Unnamed: 0,1st Most Common Venue,2nd Most Common Venue,3rd Most Common Venue,4th Most Common Venue,5th Most Common Venue
0,Plaza,Wine Bar,Electronics Store,Hotel,Ice Cream Shop
1,Plaza,Art Gallery,Lounge,Bar,Ice Cream Shop
2,Lounge,Art Gallery,Korean Restaurant,Café,Sushi Restaurant
4,Plaza,Chocolate Shop,Art Gallery,Sandwich Place,Fountain
19,Chinese Restaurant,Szechuan Restaurant,Hotel,Plaza,Italian Restaurant
25,Plaza,Bubble Tea Shop,Fast Food Restaurant,Hotel,Gym
28,Bakery,Brewery,Arts & Crafts Store,Latin American Restaurant,Korean Restaurant
40,Plaza,Snack Place,Monument / Landmark,Cocktail Bar,Gym / Fitness Center
83,Plaza,Bakery,Accessories Store,Italian Restaurant,Paper / Office Supplies Store
88,Coffee Shop,Wine Bar,Electronics Store,Bistro,Ice Cream Shop


#### Discussion
The analysis performed above clearly depicts the types of clients that use car-sharing systems. In most cases they use them during their spare time. There is a point that must be mentioned. The cluster associated to public transportation is the smallest one. Moreover, key places like hospitals, schools and train stations only appear rarely. This fact could represent a problem for the development of the car-sharing systems. If someone cannot get a car when he get off the train, he will be forced to use his private car to reach the desired destination. Furthermore, subway (metro) stations are not a frequent place in the neighbors of parking areas.  
One may wonder if train and subway stations are located in areas where there are only a few parking places. The treni_milano.csv file contains the coordinates of all the city stations.

In [39]:
df_trains=pd.read_csv("treni_milano.csv", sep=';')
df_trains.drop(labels=["Comune", "Provincia", "Regione", "Nome", 
                       "Anno inserimento", "Data e ora inserimento", 
                       "Identificatore in OpenStreetMap"],axis=1, inplace=True)

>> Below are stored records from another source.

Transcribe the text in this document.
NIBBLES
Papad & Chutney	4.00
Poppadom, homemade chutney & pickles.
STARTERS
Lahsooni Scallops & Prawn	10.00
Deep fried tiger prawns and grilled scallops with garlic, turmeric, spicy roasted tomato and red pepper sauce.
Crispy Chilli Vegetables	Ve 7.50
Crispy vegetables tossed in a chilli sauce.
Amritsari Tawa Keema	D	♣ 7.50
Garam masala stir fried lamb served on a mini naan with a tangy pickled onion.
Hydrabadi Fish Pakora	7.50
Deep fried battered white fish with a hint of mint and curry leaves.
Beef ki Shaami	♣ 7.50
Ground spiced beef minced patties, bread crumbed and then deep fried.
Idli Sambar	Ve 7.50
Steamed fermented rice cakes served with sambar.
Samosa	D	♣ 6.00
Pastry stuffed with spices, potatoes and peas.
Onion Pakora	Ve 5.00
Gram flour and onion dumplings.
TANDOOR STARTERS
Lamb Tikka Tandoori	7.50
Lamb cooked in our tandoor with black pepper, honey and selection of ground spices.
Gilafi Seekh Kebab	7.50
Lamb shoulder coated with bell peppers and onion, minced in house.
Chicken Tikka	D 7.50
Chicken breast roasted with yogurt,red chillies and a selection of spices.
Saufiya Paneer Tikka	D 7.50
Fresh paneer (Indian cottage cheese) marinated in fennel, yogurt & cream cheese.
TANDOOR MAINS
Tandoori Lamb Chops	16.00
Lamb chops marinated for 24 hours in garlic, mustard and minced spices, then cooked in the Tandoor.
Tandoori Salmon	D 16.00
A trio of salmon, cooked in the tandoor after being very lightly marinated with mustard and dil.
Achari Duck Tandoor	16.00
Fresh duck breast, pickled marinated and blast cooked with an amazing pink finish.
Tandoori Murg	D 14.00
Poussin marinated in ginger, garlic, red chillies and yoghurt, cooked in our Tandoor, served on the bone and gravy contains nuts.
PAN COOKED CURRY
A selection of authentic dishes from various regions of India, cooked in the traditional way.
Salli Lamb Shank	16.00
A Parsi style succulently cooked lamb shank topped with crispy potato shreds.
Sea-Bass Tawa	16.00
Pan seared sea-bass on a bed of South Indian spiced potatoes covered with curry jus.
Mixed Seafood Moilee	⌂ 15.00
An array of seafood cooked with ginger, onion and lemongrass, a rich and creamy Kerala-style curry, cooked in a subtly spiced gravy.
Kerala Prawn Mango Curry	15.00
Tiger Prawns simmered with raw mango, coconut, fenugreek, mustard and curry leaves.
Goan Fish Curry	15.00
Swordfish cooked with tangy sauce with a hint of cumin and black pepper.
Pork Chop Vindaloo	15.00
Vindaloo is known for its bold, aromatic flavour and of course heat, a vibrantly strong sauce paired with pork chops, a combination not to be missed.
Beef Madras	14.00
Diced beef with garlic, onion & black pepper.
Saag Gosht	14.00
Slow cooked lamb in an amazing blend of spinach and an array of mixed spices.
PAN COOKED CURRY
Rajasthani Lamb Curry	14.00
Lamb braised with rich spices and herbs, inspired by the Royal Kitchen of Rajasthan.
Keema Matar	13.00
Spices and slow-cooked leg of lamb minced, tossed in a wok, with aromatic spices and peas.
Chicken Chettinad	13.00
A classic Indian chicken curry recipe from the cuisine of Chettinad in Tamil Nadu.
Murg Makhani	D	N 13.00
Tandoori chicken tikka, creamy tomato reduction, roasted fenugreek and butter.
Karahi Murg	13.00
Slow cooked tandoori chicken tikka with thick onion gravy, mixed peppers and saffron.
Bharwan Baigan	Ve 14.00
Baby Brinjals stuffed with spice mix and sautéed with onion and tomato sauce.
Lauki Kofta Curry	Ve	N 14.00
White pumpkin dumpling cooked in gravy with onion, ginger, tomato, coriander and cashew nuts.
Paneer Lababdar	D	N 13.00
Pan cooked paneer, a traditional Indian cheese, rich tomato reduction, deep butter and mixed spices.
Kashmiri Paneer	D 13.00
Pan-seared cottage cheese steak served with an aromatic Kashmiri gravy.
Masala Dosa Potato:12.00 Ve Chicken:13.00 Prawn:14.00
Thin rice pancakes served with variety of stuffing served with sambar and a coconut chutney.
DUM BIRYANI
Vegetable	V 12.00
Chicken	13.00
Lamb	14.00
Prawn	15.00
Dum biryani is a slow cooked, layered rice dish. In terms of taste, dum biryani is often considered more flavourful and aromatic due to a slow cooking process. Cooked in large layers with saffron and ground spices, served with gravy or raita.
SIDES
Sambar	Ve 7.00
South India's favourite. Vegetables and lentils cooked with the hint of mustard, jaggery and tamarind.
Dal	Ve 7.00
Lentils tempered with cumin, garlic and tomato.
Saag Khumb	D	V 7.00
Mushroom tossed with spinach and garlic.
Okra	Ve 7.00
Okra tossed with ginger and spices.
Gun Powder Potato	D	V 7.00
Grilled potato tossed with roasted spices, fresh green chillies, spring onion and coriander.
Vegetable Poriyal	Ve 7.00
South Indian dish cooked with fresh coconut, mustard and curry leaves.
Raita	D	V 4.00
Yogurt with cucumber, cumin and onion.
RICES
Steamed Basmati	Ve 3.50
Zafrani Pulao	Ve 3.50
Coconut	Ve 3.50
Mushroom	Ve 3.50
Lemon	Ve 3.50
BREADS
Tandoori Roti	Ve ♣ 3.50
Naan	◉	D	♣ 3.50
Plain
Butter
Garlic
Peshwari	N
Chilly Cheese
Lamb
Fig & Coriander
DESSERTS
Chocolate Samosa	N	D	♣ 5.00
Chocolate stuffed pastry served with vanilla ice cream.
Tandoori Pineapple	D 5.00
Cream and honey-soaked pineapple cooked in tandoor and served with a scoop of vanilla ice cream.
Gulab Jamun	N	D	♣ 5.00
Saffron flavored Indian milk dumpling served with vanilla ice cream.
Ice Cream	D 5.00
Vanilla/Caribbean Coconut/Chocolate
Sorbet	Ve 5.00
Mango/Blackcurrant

df_trains.columns=["Longitude", "Latitude"]
print("Number of stations: ",df_trains.shape[0])
df_trains.head()

Number of stations:  110


Unnamed: 0,Longitude,Latitude
0,9.17398,45.513554
1,9.168252,45.521682
2,9.168226,45.521673
3,9.150969,45.473679
4,9.136484,45.461504


Now it is possible to visualize the positions of the stations onto the choropeth map.

In [43]:
milan_geo=r"zones.geojson" #geojson file

milan_map = folium.Map(location=[45.464664, 9.188540], zoom_start=12)

folium.Choropleth(
    geo_data=milan_geo,
    data=park_zones,
    columns=['Zone', 'ParkingPlaces'],
    key_on='feature.properties.ZONADEC',
    fill_color='YlOrRd', 
    fill_opacity=0.7, 
    line_opacity=0.5,
    legend_name='Number of parking places per zone',
    reset=True
).add_to(milan_map)

stations=folium.map.FeatureGroup()

for lat,lon in zip(df_trains["Latitude"], df_trains["Longitude"]):
    
    stations.add_child(
    folium.vector_layers.CircleMarker([lat,lon], radius=5, color="blue", fill_color="red")  
    )
    
milan_map.add_child(stations)

milan_map

It is possible to notice that in many areas characterized by a low density of parking places there are numerous stations. This areas should be the targets for the construction of new parking areas. This plot fully explain the absence of stations nearby parking areas.